VII LE MARI ET L'AMANT S'EMBRASSENT

Il avait un impérieux désir de savoir, tout de suite. «Ce matin, j'étais tout ahuri; il m'a été impossible de me ressaisir, songeait-il, en se rappelant sa première rencontre avec Lisa, mais, à présent, il faut que j'arrive à savoir.» Pour hâter les choses, il fut sur le point de se faire conduire directement chez Trousotsky, mais il se ravisa aussitôt: «Non, il vaut mieux qu'il vienne chez moi; en attendant, il faut que je m'occupe d'en finir avec mes maudites affaires.»

Il courut à ses affaires avec une hâte fébrile; mais il sentit lui-même, cette fois, qu'il était trop distrait, et qu'il était hors d'état de s'appliquer.
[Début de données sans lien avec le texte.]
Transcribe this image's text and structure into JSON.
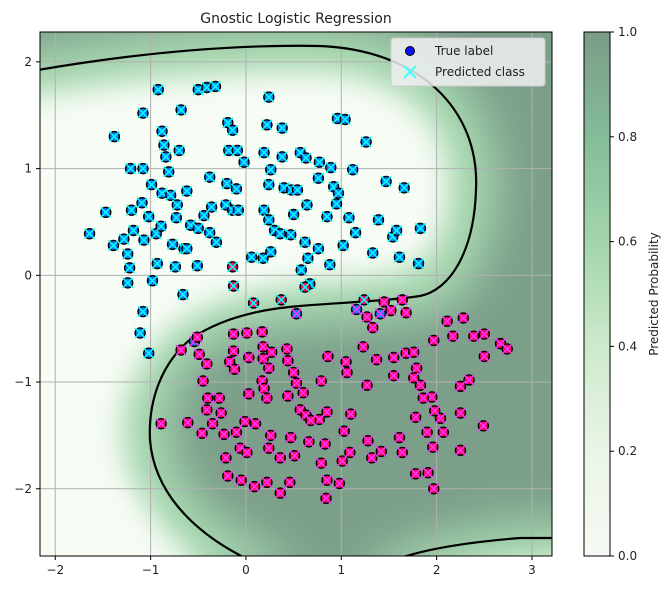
{
  "chart_data": {
    "type": "scatter",
    "title": "Gnostic Logistic Regression",
    "xlabel": "",
    "ylabel": "",
    "xlim": [
      -2.16,
      3.21
    ],
    "ylim": [
      -2.63,
      2.28
    ],
    "xticks": [
      -2,
      -1,
      0,
      1,
      2,
      3
    ],
    "yticks": [
      2,
      1,
      0,
      -1,
      -2
    ],
    "grid": true,
    "legend": {
      "placement": "top-right",
      "entries": [
        {
          "label": "True label",
          "marker": "circle",
          "color": "#1010ff"
        },
        {
          "label": "Predicted class",
          "marker": "x",
          "color": "#40ffff"
        }
      ]
    },
    "background": "predicted probability field, decision boundary at p = 0.5 drawn as black contour",
    "colorbar": {
      "label": "Predicted Probability",
      "range": [
        0.0,
        1.0
      ],
      "ticks": [
        "0.0",
        "0.2",
        "0.4",
        "0.6",
        "0.8",
        "1.0"
      ],
      "colors": [
        "#f6faf4",
        "#eaf5e7",
        "#cde9cb",
        "#a3d5ad",
        "#84bc98",
        "#7c9c88"
      ]
    },
    "colors": {
      "true_0": "#0a7cff",
      "true_1": "#ff0a5a",
      "pred_0": "#00ffff",
      "pred_1": "#ff33ff"
    },
    "series": [
      {
        "true_label": 0,
        "predicted": 0,
        "points": [
          [
            -1.64,
            0.39
          ],
          [
            -1.47,
            0.59
          ],
          [
            -1.39,
            0.28
          ],
          [
            -1.38,
            1.3
          ],
          [
            -1.08,
            1.52
          ],
          [
            -0.92,
            1.74
          ],
          [
            -0.88,
            1.35
          ],
          [
            -0.68,
            1.55
          ],
          [
            -0.5,
            1.74
          ],
          [
            -0.41,
            1.76
          ],
          [
            -0.32,
            1.77
          ],
          [
            -0.19,
            1.43
          ],
          [
            -0.14,
            1.36
          ],
          [
            -0.18,
            1.17
          ],
          [
            -0.09,
            1.17
          ],
          [
            -0.02,
            1.06
          ],
          [
            -0.2,
            0.86
          ],
          [
            -0.38,
            0.92
          ],
          [
            -0.1,
            0.81
          ],
          [
            -0.86,
            1.22
          ],
          [
            -0.7,
            1.17
          ],
          [
            -0.81,
            0.97
          ],
          [
            -1.08,
            1.0
          ],
          [
            -1.21,
            1.0
          ],
          [
            -1.09,
            0.68
          ],
          [
            -1.02,
            0.55
          ],
          [
            -1.2,
            0.61
          ],
          [
            -1.18,
            0.42
          ],
          [
            -1.28,
            0.34
          ],
          [
            -1.24,
            0.2
          ],
          [
            -1.22,
            0.07
          ],
          [
            -0.99,
            0.85
          ],
          [
            -0.88,
            0.77
          ],
          [
            -0.79,
            0.75
          ],
          [
            -0.72,
            0.66
          ],
          [
            -0.73,
            0.54
          ],
          [
            -0.58,
            0.47
          ],
          [
            -0.44,
            0.56
          ],
          [
            -0.36,
            0.64
          ],
          [
            -0.21,
            0.66
          ],
          [
            -0.14,
            0.61
          ],
          [
            -0.08,
            0.61
          ],
          [
            0.24,
            1.67
          ],
          [
            0.22,
            1.41
          ],
          [
            0.19,
            1.15
          ],
          [
            0.38,
            1.38
          ],
          [
            0.38,
            1.11
          ],
          [
            0.4,
            0.82
          ],
          [
            0.24,
            0.85
          ],
          [
            0.26,
            0.99
          ],
          [
            0.57,
            1.15
          ],
          [
            0.63,
            1.1
          ],
          [
            0.48,
            0.8
          ],
          [
            0.54,
            0.8
          ],
          [
            0.89,
            1.01
          ],
          [
            0.77,
            1.06
          ],
          [
            0.92,
            0.83
          ],
          [
            0.97,
            0.77
          ],
          [
            0.96,
            1.47
          ],
          [
            1.04,
            1.46
          ],
          [
            1.26,
            1.25
          ],
          [
            1.12,
            0.99
          ],
          [
            1.08,
            0.54
          ],
          [
            1.47,
            0.88
          ],
          [
            1.39,
            0.52
          ],
          [
            1.54,
            0.36
          ],
          [
            1.61,
            0.17
          ],
          [
            1.81,
            0.11
          ],
          [
            1.83,
            0.44
          ],
          [
            1.66,
            0.82
          ],
          [
            1.58,
            0.42
          ],
          [
            1.33,
            0.21
          ],
          [
            1.15,
            0.4
          ],
          [
            0.95,
            0.67
          ],
          [
            0.76,
            0.91
          ],
          [
            0.85,
            0.55
          ],
          [
            0.64,
            0.66
          ],
          [
            0.5,
            0.57
          ],
          [
            0.47,
            0.38
          ],
          [
            0.3,
            0.42
          ],
          [
            0.19,
            0.61
          ],
          [
            0.24,
            0.52
          ],
          [
            0.36,
            0.39
          ],
          [
            0.62,
            0.31
          ],
          [
            0.65,
            0.16
          ],
          [
            0.58,
            0.05
          ],
          [
            0.88,
            0.1
          ],
          [
            0.76,
            0.25
          ],
          [
            1.02,
            0.28
          ],
          [
            0.67,
            -0.08
          ],
          [
            0.18,
            0.16
          ],
          [
            0.06,
            0.17
          ],
          [
            -0.84,
            1.11
          ],
          [
            -0.62,
            0.79
          ],
          [
            -0.5,
            0.44
          ],
          [
            -0.38,
            0.4
          ],
          [
            -0.31,
            0.31
          ],
          [
            -0.94,
            0.39
          ],
          [
            -0.74,
            0.08
          ],
          [
            -0.51,
            0.09
          ],
          [
            0.26,
            0.22
          ],
          [
            -0.65,
            0.25
          ],
          [
            -1.07,
            0.33
          ],
          [
            -0.93,
            0.11
          ],
          [
            -0.66,
            -0.18
          ],
          [
            -1.11,
            -0.54
          ],
          [
            -1.08,
            -0.34
          ],
          [
            -1.02,
            -0.73
          ],
          [
            -1.24,
            -0.07
          ],
          [
            -0.98,
            -0.05
          ],
          [
            -0.77,
            0.29
          ],
          [
            -0.89,
            0.46
          ],
          [
            -0.62,
            0.25
          ]
        ]
      },
      {
        "true_label": 0,
        "predicted": 1,
        "points": [
          [
            0.53,
            -0.36
          ],
          [
            1.16,
            -0.32
          ],
          [
            1.41,
            -0.36
          ],
          [
            -0.54,
            -0.62
          ]
        ]
      },
      {
        "true_label": 1,
        "predicted": 0,
        "points": [
          [
            -0.14,
            0.08
          ],
          [
            -0.13,
            -0.1
          ],
          [
            0.08,
            -0.26
          ],
          [
            0.37,
            -0.23
          ],
          [
            0.62,
            -0.11
          ],
          [
            1.24,
            -0.23
          ]
        ]
      },
      {
        "true_label": 1,
        "predicted": 1,
        "points": [
          [
            -0.89,
            -1.39
          ],
          [
            -0.68,
            -0.7
          ],
          [
            -0.49,
            -0.74
          ],
          [
            -0.45,
            -0.99
          ],
          [
            -0.41,
            -1.26
          ],
          [
            -0.23,
            -1.49
          ],
          [
            -0.06,
            -1.62
          ],
          [
            -0.21,
            -1.71
          ],
          [
            0.01,
            -1.66
          ],
          [
            0.09,
            -1.98
          ],
          [
            -0.05,
            -1.92
          ],
          [
            -0.01,
            -1.37
          ],
          [
            0.1,
            -1.39
          ],
          [
            0.03,
            -1.11
          ],
          [
            -0.17,
            -0.81
          ],
          [
            -0.12,
            -0.88
          ],
          [
            -0.13,
            -0.71
          ],
          [
            0.01,
            -0.54
          ],
          [
            0.03,
            -0.77
          ],
          [
            0.17,
            -0.53
          ],
          [
            0.18,
            -0.67
          ],
          [
            0.18,
            -0.78
          ],
          [
            0.17,
            -0.99
          ],
          [
            0.19,
            -1.06
          ],
          [
            0.22,
            -1.15
          ],
          [
            0.24,
            -0.87
          ],
          [
            0.27,
            -0.72
          ],
          [
            0.43,
            -0.69
          ],
          [
            0.44,
            -0.8
          ],
          [
            0.5,
            -0.91
          ],
          [
            0.53,
            -1.01
          ],
          [
            0.44,
            -1.13
          ],
          [
            0.6,
            -1.1
          ],
          [
            0.57,
            -1.26
          ],
          [
            0.63,
            -1.31
          ],
          [
            0.79,
            -0.99
          ],
          [
            0.86,
            -0.76
          ],
          [
            1.06,
            -0.91
          ],
          [
            1.05,
            -0.81
          ],
          [
            1.23,
            -0.67
          ],
          [
            1.27,
            -0.39
          ],
          [
            1.33,
            -0.49
          ],
          [
            1.52,
            -0.33
          ],
          [
            1.45,
            -0.25
          ],
          [
            1.68,
            -0.35
          ],
          [
            1.64,
            -0.23
          ],
          [
            1.68,
            -0.73
          ],
          [
            1.83,
            -1.03
          ],
          [
            1.79,
            -0.87
          ],
          [
            1.76,
            -0.72
          ],
          [
            1.97,
            -0.61
          ],
          [
            2.11,
            -0.43
          ],
          [
            2.28,
            -0.4
          ],
          [
            2.17,
            -0.57
          ],
          [
            2.39,
            -0.57
          ],
          [
            2.5,
            -0.55
          ],
          [
            2.5,
            -0.76
          ],
          [
            2.67,
            -0.64
          ],
          [
            2.74,
            -0.69
          ],
          [
            2.34,
            -0.98
          ],
          [
            2.25,
            -1.29
          ],
          [
            2.07,
            -1.47
          ],
          [
            2.04,
            -1.34
          ],
          [
            1.98,
            -1.27
          ],
          [
            1.95,
            -1.14
          ],
          [
            1.86,
            -1.15
          ],
          [
            1.76,
            -0.96
          ],
          [
            1.55,
            -0.94
          ],
          [
            1.55,
            -0.77
          ],
          [
            1.37,
            -0.79
          ],
          [
            1.27,
            -1.03
          ],
          [
            1.1,
            -1.3
          ],
          [
            0.85,
            -1.28
          ],
          [
            0.77,
            -1.35
          ],
          [
            0.68,
            -1.36
          ],
          [
            0.47,
            -1.52
          ],
          [
            0.26,
            -1.5
          ],
          [
            0.24,
            -1.62
          ],
          [
            0.36,
            -1.71
          ],
          [
            0.51,
            -1.69
          ],
          [
            0.66,
            -1.56
          ],
          [
            0.83,
            -1.58
          ],
          [
            1.01,
            -1.74
          ],
          [
            1.03,
            -1.46
          ],
          [
            1.28,
            -1.55
          ],
          [
            1.32,
            -1.71
          ],
          [
            1.42,
            -1.65
          ],
          [
            1.61,
            -1.52
          ],
          [
            1.64,
            -1.66
          ],
          [
            1.78,
            -1.33
          ],
          [
            1.9,
            -1.47
          ],
          [
            1.96,
            -1.61
          ],
          [
            2.25,
            -1.64
          ],
          [
            2.49,
            -1.41
          ],
          [
            2.25,
            -1.04
          ],
          [
            1.91,
            -1.85
          ],
          [
            1.78,
            -1.86
          ],
          [
            1.97,
            -2.0
          ],
          [
            0.84,
            -2.09
          ],
          [
            0.85,
            -1.92
          ],
          [
            0.98,
            -1.95
          ],
          [
            1.09,
            -1.66
          ],
          [
            0.79,
            -1.76
          ],
          [
            0.36,
            -2.04
          ],
          [
            0.22,
            -1.94
          ],
          [
            0.46,
            -1.94
          ],
          [
            -0.19,
            -1.88
          ],
          [
            -0.1,
            -1.47
          ],
          [
            -0.35,
            -1.39
          ],
          [
            -0.46,
            -1.48
          ],
          [
            -0.61,
            -1.38
          ],
          [
            -0.26,
            -1.29
          ],
          [
            -0.28,
            -1.15
          ],
          [
            -0.4,
            -1.15
          ],
          [
            -0.41,
            -0.83
          ],
          [
            -0.51,
            -0.58
          ],
          [
            -0.13,
            -0.55
          ]
        ]
      }
    ]
  }
}
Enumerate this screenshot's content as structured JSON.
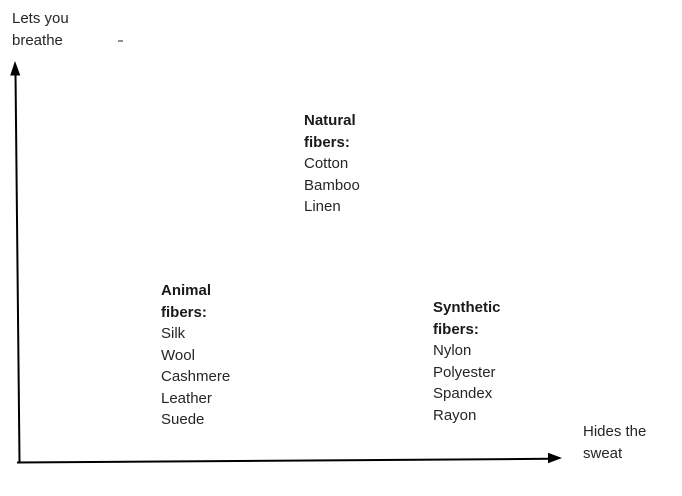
{
  "canvas": {
    "background": "#ffffff",
    "axis_color": "#000000",
    "text_color": "#262626",
    "title_color": "#1a1a1a"
  },
  "y_axis_label": {
    "lines": [
      "Lets you",
      "breathe"
    ]
  },
  "x_axis_label": {
    "lines": [
      "Hides the",
      "sweat"
    ]
  },
  "groups": [
    {
      "id": "natural-fibers",
      "title_lines": [
        "Natural",
        "fibers:"
      ],
      "items": [
        "Cotton",
        "Bamboo",
        "Linen"
      ]
    },
    {
      "id": "animal-fibers",
      "title_lines": [
        "Animal",
        "fibers:"
      ],
      "items": [
        "Silk",
        "Wool",
        "Cashmere",
        "Leather",
        "Suede"
      ]
    },
    {
      "id": "synthetic-fibers",
      "title_lines": [
        "Synthetic",
        "fibers:"
      ],
      "items": [
        "Nylon",
        "Polyester",
        "Spandex",
        "Rayon"
      ]
    }
  ]
}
À cinq heures, comme il allait dîner, il lui vint soudainement à l'esprit une idée étrange, qu'il n'avait jamais eue: peut-être ne faisait-il, en effet, que retarder la solution de son affaire, avec sa manie de se mêler de tout, de tout brouiller, de courir les tribunaux, de harceler son avocat qui le fuyait. Cette hypothèse l'amusait. «Dire que si cette idée m'était venue hier, j'en aurais été désolé!» remarqua-t-il. Et sa gaieté redoubla.

Avec toute cette gaieté, sa distraction et son impatience grandissaient: peu à peu, il devint tout songeur; et sa pensée inquiète flottait de sujet en sujet, sans aboutir à aucune décision claire sur ce qui lui importait le plus.

«Il me le faut, cet homme, conclut-il; il faut que je lise jusqu'au fond de lui; et puis, il faudra en finir. Il n'y a qu'une solution: un duel!»